Das Versöhnungsgespräch. Gespräch über das Strafrecht

Gespräche mit Paula/6

„Wenn jemand ein Verbrechen begeht, fragen wir stets, welche Fehlentwicklun­gen in der Ge­mein­schaft dazu beigetragen haben. Deshalb sind auch immer alle gemeinsam dafür verant­wortlich, die Wunden, die die Tat hinter­lässt, zu behandeln.“

Lesung

Die Metalltür des Winters

Ein einziges Mal hat Paula mich mitten im Winter be­sucht. Es hat dafür einiger spe­zieller Werbemaß­nah­men von meiner Seite bedurft – denn kaum etwas hasst Paula so sehr wie den Winter. „Euer Winter“, hat sie ein­mal zu mir gesagt, „kommt mir immer vor wie eine kalte Me­talltür, die mich vom Leben trennt. Unser Sommer ist für mich dagegen wie ein warmer Luftzug, der mitten durch mich hin­durchweht.“

Paulas Abneigung gegen den Winter rührt wohl auch daher, dass sie ihre Haut in der kalten Jahreszeit nicht – wie sie es ge­wohnt ist – unbedeckt dem Wind aussetzen kann. Klei­dung jedweder Art empfindet sie nun einmal wie ein Gefängnis, das sich unmittel­bar um ihren Körper legt.

Bezeichnend ist auch, dass Paula von „ih­rem“ Sommer und „unserem“ Winter spricht – als würden wir hier im ewigen Eis leben. Nicht gerade ein Kompliment! Andererseits spiegelt sich darin genau das wider, was ich an Paula so anziehend finde: dass sie wie ein Abbild des ewigen Sommers ist.

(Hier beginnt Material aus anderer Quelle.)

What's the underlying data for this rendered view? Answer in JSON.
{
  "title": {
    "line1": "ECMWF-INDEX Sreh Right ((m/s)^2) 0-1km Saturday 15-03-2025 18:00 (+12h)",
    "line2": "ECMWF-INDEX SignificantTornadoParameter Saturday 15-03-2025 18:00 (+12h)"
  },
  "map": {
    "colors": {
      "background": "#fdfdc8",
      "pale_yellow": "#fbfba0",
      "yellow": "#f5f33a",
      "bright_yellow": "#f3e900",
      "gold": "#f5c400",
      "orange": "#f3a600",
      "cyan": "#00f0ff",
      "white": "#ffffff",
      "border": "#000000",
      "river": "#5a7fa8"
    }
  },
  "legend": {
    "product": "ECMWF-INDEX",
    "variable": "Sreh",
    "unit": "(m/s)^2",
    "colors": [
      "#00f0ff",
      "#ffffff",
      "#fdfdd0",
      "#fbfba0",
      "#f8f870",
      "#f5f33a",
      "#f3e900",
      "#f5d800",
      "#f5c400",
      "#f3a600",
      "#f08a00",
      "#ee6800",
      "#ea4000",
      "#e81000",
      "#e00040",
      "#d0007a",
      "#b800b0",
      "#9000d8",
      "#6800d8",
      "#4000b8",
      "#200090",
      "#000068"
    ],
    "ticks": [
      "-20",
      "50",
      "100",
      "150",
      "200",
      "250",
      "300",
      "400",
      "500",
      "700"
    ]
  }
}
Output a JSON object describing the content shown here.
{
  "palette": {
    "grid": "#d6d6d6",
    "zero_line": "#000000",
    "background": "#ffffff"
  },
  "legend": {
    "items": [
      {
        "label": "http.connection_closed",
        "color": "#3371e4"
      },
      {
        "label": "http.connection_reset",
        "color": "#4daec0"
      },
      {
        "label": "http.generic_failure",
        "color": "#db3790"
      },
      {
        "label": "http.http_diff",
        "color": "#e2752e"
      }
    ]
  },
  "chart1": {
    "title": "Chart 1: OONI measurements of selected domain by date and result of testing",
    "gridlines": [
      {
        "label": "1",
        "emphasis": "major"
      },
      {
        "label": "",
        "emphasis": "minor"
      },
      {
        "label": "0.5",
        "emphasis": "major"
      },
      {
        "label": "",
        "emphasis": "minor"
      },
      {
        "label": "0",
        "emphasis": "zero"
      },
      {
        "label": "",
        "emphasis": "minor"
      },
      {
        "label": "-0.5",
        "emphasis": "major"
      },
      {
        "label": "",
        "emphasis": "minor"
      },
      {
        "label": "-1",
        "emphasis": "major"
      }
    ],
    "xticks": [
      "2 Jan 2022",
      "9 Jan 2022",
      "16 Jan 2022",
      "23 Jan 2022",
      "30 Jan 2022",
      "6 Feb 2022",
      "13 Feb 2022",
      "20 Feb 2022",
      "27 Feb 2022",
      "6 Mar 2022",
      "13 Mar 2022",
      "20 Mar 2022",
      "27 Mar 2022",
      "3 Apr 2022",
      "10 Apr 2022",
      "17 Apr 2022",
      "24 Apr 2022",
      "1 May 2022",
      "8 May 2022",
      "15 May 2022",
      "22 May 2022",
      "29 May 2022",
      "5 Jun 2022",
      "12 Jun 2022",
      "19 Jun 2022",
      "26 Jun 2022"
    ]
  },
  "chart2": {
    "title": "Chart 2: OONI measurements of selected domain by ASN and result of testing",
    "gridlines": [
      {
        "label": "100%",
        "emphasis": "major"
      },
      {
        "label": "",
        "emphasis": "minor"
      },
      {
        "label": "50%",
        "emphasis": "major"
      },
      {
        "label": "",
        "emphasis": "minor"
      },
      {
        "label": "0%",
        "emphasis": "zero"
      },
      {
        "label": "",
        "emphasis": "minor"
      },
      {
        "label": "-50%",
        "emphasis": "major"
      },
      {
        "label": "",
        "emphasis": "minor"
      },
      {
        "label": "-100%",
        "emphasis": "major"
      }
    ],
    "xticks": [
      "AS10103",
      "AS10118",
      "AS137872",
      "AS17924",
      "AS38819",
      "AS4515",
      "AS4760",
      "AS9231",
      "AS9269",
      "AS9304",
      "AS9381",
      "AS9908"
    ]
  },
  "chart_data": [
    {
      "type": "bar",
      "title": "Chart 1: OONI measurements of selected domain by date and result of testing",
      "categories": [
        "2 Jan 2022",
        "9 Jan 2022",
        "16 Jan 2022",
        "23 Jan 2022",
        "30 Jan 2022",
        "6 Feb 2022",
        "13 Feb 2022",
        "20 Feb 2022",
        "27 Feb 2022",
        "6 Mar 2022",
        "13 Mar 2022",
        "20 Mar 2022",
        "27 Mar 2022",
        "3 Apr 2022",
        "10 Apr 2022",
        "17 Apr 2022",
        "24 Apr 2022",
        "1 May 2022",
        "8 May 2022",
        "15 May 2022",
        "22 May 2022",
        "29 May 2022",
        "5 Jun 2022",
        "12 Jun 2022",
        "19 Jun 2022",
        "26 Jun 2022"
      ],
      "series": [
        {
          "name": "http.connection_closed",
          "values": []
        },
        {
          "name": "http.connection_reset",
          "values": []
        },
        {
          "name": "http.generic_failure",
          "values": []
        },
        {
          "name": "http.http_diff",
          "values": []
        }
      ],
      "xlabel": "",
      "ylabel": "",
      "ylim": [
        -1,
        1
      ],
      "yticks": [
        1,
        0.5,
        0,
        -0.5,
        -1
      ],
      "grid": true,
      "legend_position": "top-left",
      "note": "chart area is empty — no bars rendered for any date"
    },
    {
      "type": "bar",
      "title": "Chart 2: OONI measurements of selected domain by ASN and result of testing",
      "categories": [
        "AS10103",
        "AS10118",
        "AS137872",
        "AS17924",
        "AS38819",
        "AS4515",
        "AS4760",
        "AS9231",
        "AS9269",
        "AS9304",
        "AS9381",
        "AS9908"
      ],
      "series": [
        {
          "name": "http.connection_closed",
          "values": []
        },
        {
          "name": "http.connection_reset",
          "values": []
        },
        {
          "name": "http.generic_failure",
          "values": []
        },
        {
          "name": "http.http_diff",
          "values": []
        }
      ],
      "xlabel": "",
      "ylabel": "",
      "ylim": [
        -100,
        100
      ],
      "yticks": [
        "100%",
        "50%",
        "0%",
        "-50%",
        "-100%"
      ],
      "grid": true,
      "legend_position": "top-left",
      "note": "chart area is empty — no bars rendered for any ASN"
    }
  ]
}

Leider vermissen wir den Sommer ja immer dann am meis­ten, wenn er am unerreich­barsten für uns ist. So habe ich auch alles darangesetzt, Paula dazu zu überreden, mich ge­rade im Winter zu besuchen. Denn ich wusste ja: Wenn sie bei mir wäre, würde es für ein paar Tage Sommer sein.

Ich musste mich ganz schön ins Zeug legen, um mein Ziel zu erreichen. Von der Roman­tik verzauberter Winterlandschaften zu schwärmen, verfing bei Paula so­wieso nicht. Wo es kalt war, konnte es für sie nicht ro­mantisch sein.

Also habe ich mich ganz darauf verlegt, die Wärmemulden anzupreisen, in die man sich vor der uner­bittlichen Kälte zurückziehen kann. Das befreite Aufatmen der Haut nach einem Saunabesuch, das heitere Zischen des Wassers im Dampfbad und der Zauber des prasselnden Kaminfeuers bildeten den Schwerpunkt meiner Winterwer­bepoesie – was dann auch tatsächlich zum Erfolg ge­führt hat.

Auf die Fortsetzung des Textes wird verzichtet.